As a church leader I must help people recognize the difference. I must nurture an understanding of the difference between disappearing oneself due to fear and the paradox of losing oneself to find oneself in God. Embracing the identity we find in being consumed by God. I must help remove the blind spot so that people can partake of the Trinitarian joy of being separate yet together, invisible yet seen.  In God, with God there is no need to engage the 200 suckers to create a cloak of shells and stone for God is the ground of all being.

[1] Psalm 139:7, The Voice Translation

[2] How to Disappear. Pg 38.

[3] Ibid. pg 21.

[4] Ibid. Pg. 53.

[5] Ibid. Pg.74.

[6] Ibid. Pg 119.

[7] Ibid. Pg 131.

[8] Ibid, Chapter 9

[9] Ibid. Pg.4

[10] Hidden Place is a Vineyard song.

About the Author


Nicole Richardson

PC(USA) pastor serving a church in Kansas City. In my spare time I teach yoga and scuba diving

12 responses to “I Do Not Need 200 Suckers”

  1. mm Andy Hale says:

    I don’t think you could have found a better place to have a panic attack than the San Juan National Forest.

    What a great thought: Humans can choose to face vulnerability of self with disappearing or with hope of transformation.

    As a pastor, what is the most effective method for you to convey and live out this truth with your people?

  2. mm Roy Gruber says:

    Nicole, thanks for sharing such a personal story of panic and how it relates to faith. While I was reading sections of the chapter about the reef, I knew you had a smile on your face for that section when you read it. You make a great point about losing oneself due to fear versus losing oneself to find oneself in God. Have you found/used any good ways to communicate that? Would like to “borrow” something that works. Also, I think you should get extra credit on this post for using the word “bejeebies.”

    • mm Nicole Richardson says:

      Roy, I will communicate with others with others how important it is to be open and honest and vulnerable with God and oneself. By starting with the truth that God is already aware of who we are we have nothing to hide and therefore everything to gain. It takes time cultivating a safe space where people are willing to risk. Little by little in practice, they experience the gifts that come being fully open. I also say the importance in knowing who God so that we may know who we are and whose we are.

  3. mm Troy Rappold says:

    Nicole: You ask good theological questions as a response to reading this book. And you make an interesting description of what scuba diving provides for you. We all need a place like that and Busch does a good job of emphasizing this. I got my scuba license 5 years ago, and it is amazing down there!

  4. Kayli Hillebrand says:

    Nicole: I love this statement you make, “I must help remove the blind spot so that people can partake of the Trinitarian joy of being separate yet together, invisible yet seen,” It’s an interesting thought knowing that we are meant to be a vessel for the Lord to shine through, yet called to live in a manner that reflects how we were created, individually reflecting Him. I know this book will likely prompt even more for you with your NPO – I’m looking forward to seeing how it unfolds.

  5. mm Eric Basye says:

    Excellent post, as always. While reading I couldn’t help but think of you and your love of scuba diving!

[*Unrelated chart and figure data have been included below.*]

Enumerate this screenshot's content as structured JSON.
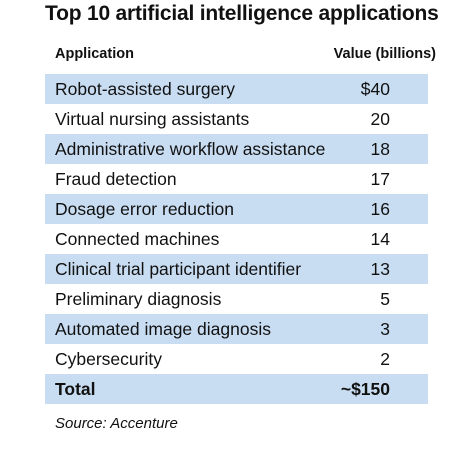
{
  "chart_data": {
    "type": "table",
    "title": "Top 10 artificial intelligence applications",
    "columns": [
      "Application",
      "Value (billions)"
    ],
    "rows": [
      {
        "application": "Robot-assisted surgery",
        "value_label": "$40",
        "value": 40
      },
      {
        "application": "Virtual nursing assistants",
        "value_label": "20",
        "value": 20
      },
      {
        "application": "Administrative workflow assistance",
        "value_label": "18",
        "value": 18
      },
      {
        "application": "Fraud detection",
        "value_label": "17",
        "value": 17
      },
      {
        "application": "Dosage error reduction",
        "value_label": "16",
        "value": 16
      },
      {
        "application": "Connected machines",
        "value_label": "14",
        "value": 14
      },
      {
        "application": "Clinical trial participant identifier",
        "value_label": "13",
        "value": 13
      },
      {
        "application": "Preliminary diagnosis",
        "value_label": "5",
        "value": 5
      },
      {
        "application": "Automated image diagnosis",
        "value_label": "3",
        "value": 3
      },
      {
        "application": "Cybersecurity",
        "value_label": "2",
        "value": 2
      }
    ],
    "total": {
      "label": "Total",
      "value_label": "~$150"
    },
    "source": "Source: Accenture",
    "row_shading_color": "#c9ddf2"
  }
}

    I love the reflection at the end. Well said. It is a tension we live in, not only for ourselves, but also in helping others understand and know their true identity.

  6. Elmarie Parker says:

    Thank you, Nicole, for this vulnerable and thoughtful post. I love how you theologically reflect on your life experiences and the implications this has for your leadership. This quote really caught me: “I am no longer afraid to have my identity transformed. I desire to be seen, to be known, to remember once again who I am and whose I am.” What a profound gift you bring to your community! I’m eager to hear more of how you are guided to invite others into this kind of risky and transformative journey!

    • mm Nicole Richardson says:

      Thank you Elmarie. I have found it is a process of continually inviting people into this journey. It’s not easy for people to step into transformation precisely because of the fear of losing oneself. It is the same trust required in living out baptismal vows!